My own patch, felt wad and bullet lubricant for black powder is a 19th century recipe, found in a 1943 issue of the American Rifleman. It was originally a factory recipe used to lubricate heeled bullets, such as .22 rimfire and .32, .38 and .41 Long Colt, in factory loads with black powder.
The recipe is:
1 part paraffin (I use canning paraffin, found in grocery stores)
1 part mutton tallow (sold by Dixie Gun Works)
1/2 part beeswax (available at hobby and hardware stores)
All measures are by weight, not volume. I use a kitchen scale to measure 200 grams of paraffin, 200 grams of mutton tallow and 100 grams of beeswax. This nearly fills a quart Mason jar.

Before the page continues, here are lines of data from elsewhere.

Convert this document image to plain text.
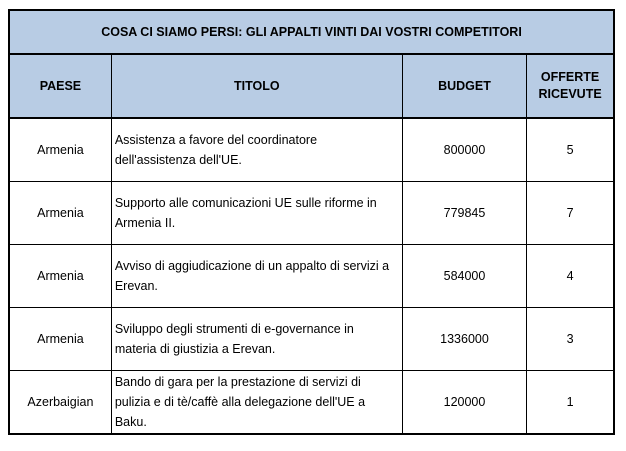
COSA CI SIAMO PERSI: GLI APPALTI VINTI DAI VOSTRI COMPETITORI			
PAESE	TITOLO	BUDGET	OFFERTE RICEVUTE
Armenia	Assistenza a favore del coordinatore dell'assistenza dell'UE.	800000	5
Armenia	Supporto alle comunicazioni UE sulle riforme in Armenia II.	779845	7
Armenia	Avviso di aggiudicazione di un appalto di servizi a Erevan.	584000	4
Armenia	Sviluppo degli strumenti di e-governance in materia di giustizia a Erevan.	1336000	3
Azerbaigian	Bando di gara per la prestazione di servizi di pulizia e di tè/caffè alla delegazione dell'UE a Baku.	120000	1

Place the Mason jar in a pot or coffee can with about 4 inches of boiling water. This gives a double-boiler effect, which is the safest way to melt waxes and greases.
When the ingredients in the jar are thoroughly melted, stir well with a clean stick or a disposable chopstick. Remove from water and allow to cool at room temperature (trying to speed cooling by placing in the refrigerator may cause the ingredients to separate).
This creates a lubricant nearly identical to a well-known black powder lubricant sold commercially.
Some sharp-eyed shooters will note that paraffin is a petroleum product, and such products are pure poison when mixed with black powder. Though many older black powder manuals may recommend using automotive grease and such, knowledgeable shooters avoid it.
Mixing black powder with petroleum products causes a hard, tarry fouling that is difficult to remove and clogs the rifling, affecting accuracy.
Yet, paraffin doesn't seem to do this. In a separate post, a chemist explained that paraffin lacks the hydrocarbons of other petroleum products. Apparently, these hydrocarbons are the offender.
All I know is that the above lubricant works very well with black powder, despite its paraffin ingredient. I believe the paraffin is essential; it increases the lubricant's melting point and adds stiffness to felt wads and cloth patches, which helps scrape out fouling.
To lubricate felt wads, such as those used in cap and ball revolvers, or muzzleloading rifle patches, place a small amount of the lubricant in a clean tuna or cat food can.
Melt on a burner at a very low heat. You don't need to fry the lubricant, just melt it.
Drop your revolver wads or patches into the can and stir them around with a clean stick until all wads or patches are saturated. Allow to cool at room temperature; hastening cooling by placing in the refrigerator may cause the ingredients to separate.
After cool, snap a plastic lid (available in the pet food aisle) over the can and store in a cool, dry place. This keeps dust and crud out and retains the lubricant's natural moistness.
I don't bother to squeeze out the excess lubricant from patches or wads but use them as-is.
This is an excellent bullet lubricant for all black powder uses. I also use it to lubricate cast bullets for my .44-40 and .45-70 rifles. I've tried it with .357 Magnum bullets at up to 1,200 feet per second and it prevents leading. I haven't tried it at a higher velocity in the .357 or other calibers, but may someday.
I've used the Ox-Yoke felt Wonder Wads in the past and their dry lubricant is okay, but in my experience the wads lack enough lubricant to keep fouling soft on long-barreled revolvers or rifles.
In cap and ball revolvers, seat the wad firmly on the powder first, then seat the ball. This way, should you forget to charge a chamber with powder, it's easier to remove a felt wad than it is a lead ball.
In the muzzleloading rifle, seat the wad firmly on the powder first, then follow it with a patched round ball. Wads such as these don't work well with hollow-based bullets such as the traditional Minie'. The wad interferes with the gases expanding the bullet's skirt to engage the rifling.
In my .45-70, I seat a well-lubricated wad firmly on the black powder, then seat the bullet. This requires a slight reduction in powder to compensate for the wad's volume but it sure makes for some clean shooting.
This old-time lubricant recipe is a good one. It's inexpensive, versatile and rivals any commercially made lubricant made for black powder. It's about all I use anymore.